Audit reveals problems that caused SC Lotto glitch

It was the glitch that stole Christmas.

For more than two hours last Christmas everyone who played the Holiday Cash Add-A-Play game in South Carolina was a winner - until they weren't. 

"I had some winning tickets. A lot of them," said Tony Berry, who thought he won thousands of dollars.

A month ago, lotto officials announced they would not pay out those winning tickets. Instead, players who "won" $500 would get a measly $1 as reimbursement for the cost of the ticket. 

Many players privately tell FOX 46 they are angry by that decision as officials brace for a class action lawsuit. 

It is a story FOX 46 has been digging into for months. Our reporting uncovered what a paid audit, by Gaming Laboratories International, later learned - that there was a coding change by the game's vendor, Intralot, before the glitch occurred. That contributed to the lotto letdown, GLI found. 

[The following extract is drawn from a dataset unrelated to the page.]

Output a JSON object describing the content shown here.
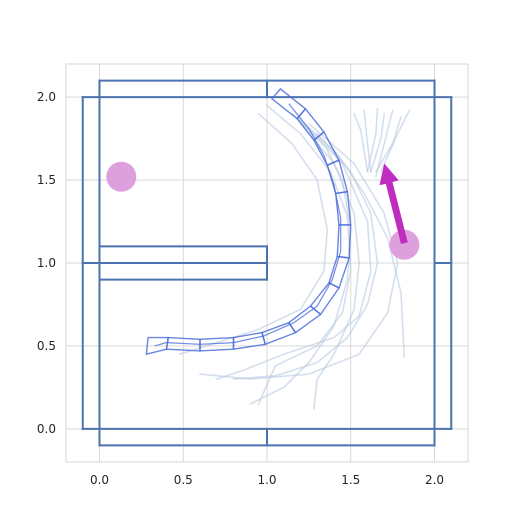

GLI found there was no independent review of the game's modification and blamed inadequate testing that would have discovered the error. Investigators concluded it was "not handled appropriately." 

The report found no tampering of software or malicious activity. 

The unlucky mistake, we now know, produced at least 71,000 "winning" tickets worth $500 each. That totaled at least $35.5 million dollars in tickets produced in error. 

FOX 46 first reported in January that the South Carolina Education Lottery would likely not pay players their jackpot prize. That's because a statute we found, and later cited by lottery officials, said prizes produced or issued in error must not be paid. 

In a statement, Intralot, which is no longer being used by SCEL, says this incident was not related to any failure of its core systems, software or hardware. Officials said "no mitigation measures" need to be taken by any of its clients.

The company declined to comment further citing pending litigation.